When tortillas are involved, there must something tasty going on. Think about it: nachos, tacos, enchiladas, burritos, quesadillas, they all share the same basic ingredient, and they all taste amazingly good.
All this goodness comes often with a price, in fact these popular tortilla-based dishes are not always the lightest option on the menu. – Sigh-.
That’s when these Mexican Taco Bowls with Mixed Bean Salsa come to rescue you. These tasty cups have all the best flavors from the south-american cuisine, and are packed with healthy benefits. Basically, guilt-free foodporn.
Taco cups are an extraordinary discovery. I’ve just recently found out that ou can have a lot more fun with a muffin tin, than just baking muffins and cupcakes – which I’m very grateful for, btw-.
Simply place upside down a muffin tin, and spray a little with cooking spray oil. Heat the tortillas until warm and place them on the muffin tin. As easy as it is, you only have to bake them until golden, and you’re good to go. Your tortilla bowls are ready to eat in a bite, maybe two.
To make the salsa I’ve used organic beansprouts, a mixture of green and brown lentils, chickpeas and mung beans. These fresh beansprouts are packed with vitamins A, B & C and iron and their flavor surprisingly good. They also combine great with the other ingredients: sweetcorn, spicy jalapeños, red bell pepper, cilantro, lime and onion, adding extra crunchiness to the Pico de Gallo base.
These Mexican Taco Bowls with Mixed Bean Salsa are a fantastic party finger food, or a great snack for a cozy movie night on the sofa. They’re also perfect to please any vegan / vegetarian /gluten – dairy – nuts allergic friend in your guest list – you have no excuses but to eat them. You can also choose to keep them natural and simple or give them a twist and drizzle with your favorite sauces.

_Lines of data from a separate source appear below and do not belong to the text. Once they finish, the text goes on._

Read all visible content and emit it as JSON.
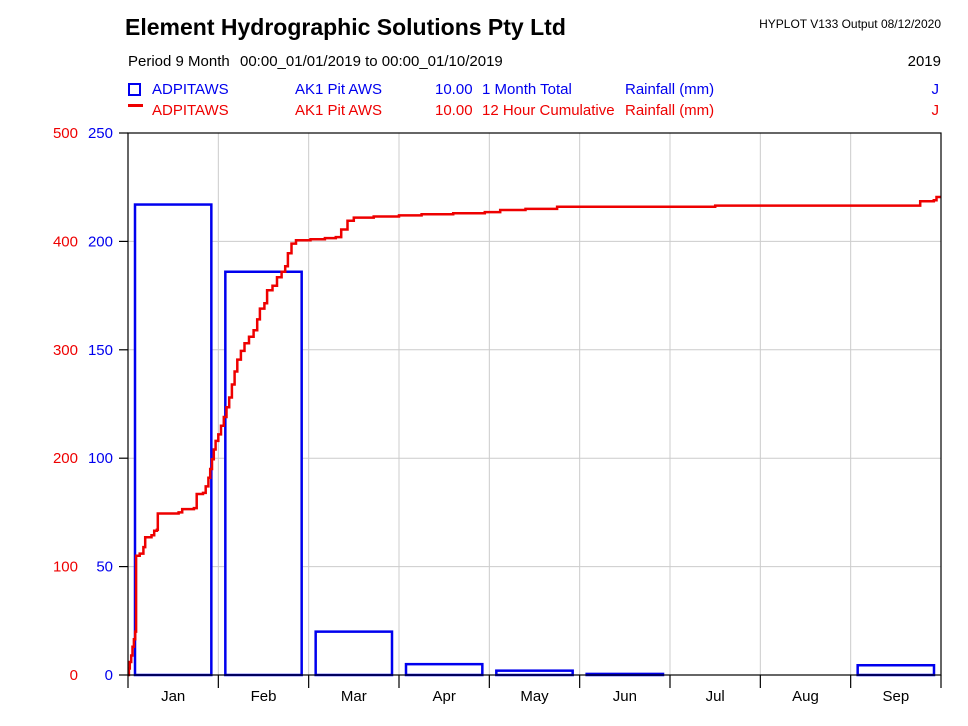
{
  "header": {
    "title": "Element Hydrographic Solutions Pty Ltd",
    "app_info": "HYPLOT V133  Output 08/12/2020",
    "period_label": "Period  9 Month",
    "period_range": "00:00_01/01/2019 to 00:00_01/10/2019",
    "year": "2019"
  },
  "legend": [
    {
      "symbol": "open-square",
      "color": "#0000ee",
      "station": "ADPITAWS",
      "site": "AK1 Pit AWS",
      "interval": "10.00",
      "type": "1 Month Total",
      "variable": "Rainfall (mm)",
      "quality": "J"
    },
    {
      "symbol": "line-dash",
      "color": "#ee0000",
      "station": "ADPITAWS",
      "site": "AK1 Pit AWS",
      "interval": "10.00",
      "type": "12 Hour Cumulative",
      "variable": "Rainfall (mm)",
      "quality": "J"
    }
  ],
  "chart_data": {
    "type": "combo",
    "x_categories": [
      "Jan",
      "Feb",
      "Mar",
      "Apr",
      "May",
      "Jun",
      "Jul",
      "Aug",
      "Sep"
    ],
    "grid": true,
    "grid_color": "#cccccc",
    "axes": {
      "left_inner": {
        "label": "1 Month Total Rainfall (mm)",
        "color": "#0000ee",
        "min": 0,
        "max": 250,
        "ticks": [
          0,
          50,
          100,
          150,
          200,
          250
        ]
      },
      "left_outer": {
        "label": "12 Hour Cumulative Rainfall (mm)",
        "color": "#ee0000",
        "min": 0,
        "max": 500,
        "ticks": [
          0,
          100,
          200,
          300,
          400,
          500
        ]
      }
    },
    "series": [
      {
        "name": "ADPITAWS AK1 Pit AWS 1 Month Total Rainfall (mm)",
        "type": "bar",
        "axis": "left_inner",
        "color": "#0000ee",
        "values": [
          217,
          186,
          20,
          5,
          2,
          0.5,
          0,
          0,
          4.5
        ]
      },
      {
        "name": "ADPITAWS AK1 Pit AWS 12 Hour Cumulative Rainfall (mm)",
        "type": "step-line",
        "axis": "left_outer",
        "color": "#ee0000",
        "points": [
          [
            0,
            0
          ],
          [
            0.01,
            6
          ],
          [
            0.02,
            12
          ],
          [
            0.035,
            18
          ],
          [
            0.05,
            26
          ],
          [
            0.065,
            33
          ],
          [
            0.08,
            40
          ],
          [
            0.09,
            110
          ],
          [
            0.13,
            112
          ],
          [
            0.17,
            118
          ],
          [
            0.19,
            127
          ],
          [
            0.26,
            129
          ],
          [
            0.29,
            133
          ],
          [
            0.32,
            134
          ],
          [
            0.33,
            149
          ],
          [
            0.56,
            150
          ],
          [
            0.6,
            153
          ],
          [
            0.73,
            154
          ],
          [
            0.76,
            167
          ],
          [
            0.83,
            168
          ],
          [
            0.86,
            174
          ],
          [
            0.89,
            182
          ],
          [
            0.91,
            190
          ],
          [
            0.93,
            199
          ],
          [
            0.95,
            208
          ],
          [
            0.97,
            216
          ],
          [
            1.0,
            222
          ],
          [
            1.03,
            230
          ],
          [
            1.06,
            238
          ],
          [
            1.09,
            247
          ],
          [
            1.12,
            256
          ],
          [
            1.15,
            268
          ],
          [
            1.18,
            280
          ],
          [
            1.21,
            291
          ],
          [
            1.25,
            299
          ],
          [
            1.29,
            306
          ],
          [
            1.34,
            312
          ],
          [
            1.39,
            318
          ],
          [
            1.43,
            328
          ],
          [
            1.46,
            338
          ],
          [
            1.51,
            343
          ],
          [
            1.54,
            355
          ],
          [
            1.6,
            359
          ],
          [
            1.65,
            367
          ],
          [
            1.7,
            372
          ],
          [
            1.74,
            377
          ],
          [
            1.77,
            389
          ],
          [
            1.81,
            398
          ],
          [
            1.86,
            401
          ],
          [
            2.02,
            402
          ],
          [
            2.18,
            403
          ],
          [
            2.3,
            404
          ],
          [
            2.36,
            411
          ],
          [
            2.43,
            419
          ],
          [
            2.5,
            422
          ],
          [
            2.72,
            423
          ],
          [
            3.0,
            424
          ],
          [
            3.25,
            425
          ],
          [
            3.6,
            426
          ],
          [
            3.95,
            427
          ],
          [
            4.12,
            429
          ],
          [
            4.4,
            430
          ],
          [
            4.75,
            432
          ],
          [
            5.6,
            432
          ],
          [
            6.5,
            433
          ],
          [
            7.6,
            433
          ],
          [
            8.4,
            433
          ],
          [
            8.74,
            433
          ],
          [
            8.77,
            437
          ],
          [
            8.92,
            438
          ],
          [
            8.95,
            441
          ],
          [
            9.0,
            441
          ]
        ]
      }
    ]
  }
}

I often serve them with avocado mayo ( 2 tbsp homemade mayo + 1 tbsp Greek yogurt + 1/2 avocado +1 tsp lime juice), and they’ve quickly become a favorite in the house!
- 4 large tortillas
- ½ red bell pepper, finely minced
- ½ jalapeno, finely sliced
- 1 tbsp lime juice
- ⅓ red onion, finely minced
- 2 tbsp fresh coriander, chopped
- 1 pack organic mixed bean sprouts
- ⅓ cup sweetcorn
- Salt & Pepper to taste
- With the help of a large food ring, cut the tortillas into circles.
- Heat the tortillas until warm. Turn a muffin tin upside down and spray with cooking spray oil.
- Place the circle on the muffin tin. Bake in a preheated oven to 320F/160C until golden and crisp, about 15 mins.
- In the meantime, in a large bowl combine all the ingredients to make the salsa. Season well with salt and pepper and refrigerate until ready to serve.
- When ready, remove the taco bowls from the oven and allow to cool down.
- Serve the mixed bean salsa into the taco bowls and either keep it natural, or drizzle with your favorite sauce. Enjoy!